Mighty Tracker -- Performance Studies of the MightyPix for LHCb

TL;DR

This paper discusses the development and performance evaluation of the MightyPix sensor system for the upcoming Mighty Tracker upgrade at LHCb, focusing on radiation tolerance, timing resolution, and system integration.

Contribution

It introduces the MightyPix sensor and MARS readout system, highlighting their design, radiation resilience, and suitability for high-luminosity LHCb conditions.

Findings

MightyPix sensors achieve radiation tolerance up to 2×10^15 MeVn_eq/cm^2.

Timing resolution of sensors is below 3 ns, compatible with LHCb requirements.
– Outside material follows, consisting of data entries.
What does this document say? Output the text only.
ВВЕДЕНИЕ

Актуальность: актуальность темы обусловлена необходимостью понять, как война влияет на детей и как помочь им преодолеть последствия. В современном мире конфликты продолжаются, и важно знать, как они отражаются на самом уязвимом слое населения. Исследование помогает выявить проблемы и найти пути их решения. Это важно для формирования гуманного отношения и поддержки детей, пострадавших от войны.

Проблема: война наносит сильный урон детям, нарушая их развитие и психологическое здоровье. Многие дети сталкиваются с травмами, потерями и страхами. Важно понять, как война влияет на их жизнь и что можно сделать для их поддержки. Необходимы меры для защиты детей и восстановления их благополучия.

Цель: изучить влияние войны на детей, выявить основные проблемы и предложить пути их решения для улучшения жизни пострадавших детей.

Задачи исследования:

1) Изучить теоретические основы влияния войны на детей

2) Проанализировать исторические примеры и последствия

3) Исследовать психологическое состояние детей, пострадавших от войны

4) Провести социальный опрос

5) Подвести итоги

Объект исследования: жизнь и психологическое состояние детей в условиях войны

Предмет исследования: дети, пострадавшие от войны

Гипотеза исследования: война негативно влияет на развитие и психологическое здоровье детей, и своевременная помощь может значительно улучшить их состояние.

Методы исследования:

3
MARS system effectively characterizes sensor performance in laboratory and testbeam environments.

Abstract

A new downstream tracking system, known as the Mighty Tracker, is planned to be installed at LHCb during LS4 of the LHC. This will allow an increase in instantaneous luminosity from $2\cdot10^{33}~\mathrm{cm}^{-2}\mathrm{s}^{-1}$ to $1.5\cdot10^{34}~\mathrm{cm}^{-2}\mathrm{s}^{-1}$ and therefore an overall higher irradiation and up to six times higher occupancy. To keep the material budget as low or even lower as for the current detector, the Mighty Tracker is planned as a hybrid system with silicon pixels in the inner and scintillating fibers in the outer region. For the pixel detector part HV-CMOS MAPS with a pixel size of $55~\mathrm{x}~165~\mathrm{\mu m^2}$ will be used. This technology has been chosen because of its low production costs, low material budget, high radiation tolerance and good timing resolution. To fulfill the requirements, the development and characterization of the sensors focuses on radiation damage with fluences up to $2\cdot10^{15~}\mathrm{MeVn_{eq}}/\mathrm{cm^2}$ and a timing resolution $\leq3~\mathrm{ns}$. The timing resolution is restricted due to the $40~\mathrm{MHz}$ trigger-less DAQ by LHCb. To characterize and further develop the MightyPix a new readout system called MARS (Mighty TrAcker Readout System) has been developed. MARS is a modular system, able to test different single chips in the laboratory as well as at testbeam facilities. It has been used to perform first characterization studies of development-chips investigating radiation tolerance and timing resolution as well as the dependence of the sensor settings on the overall performance.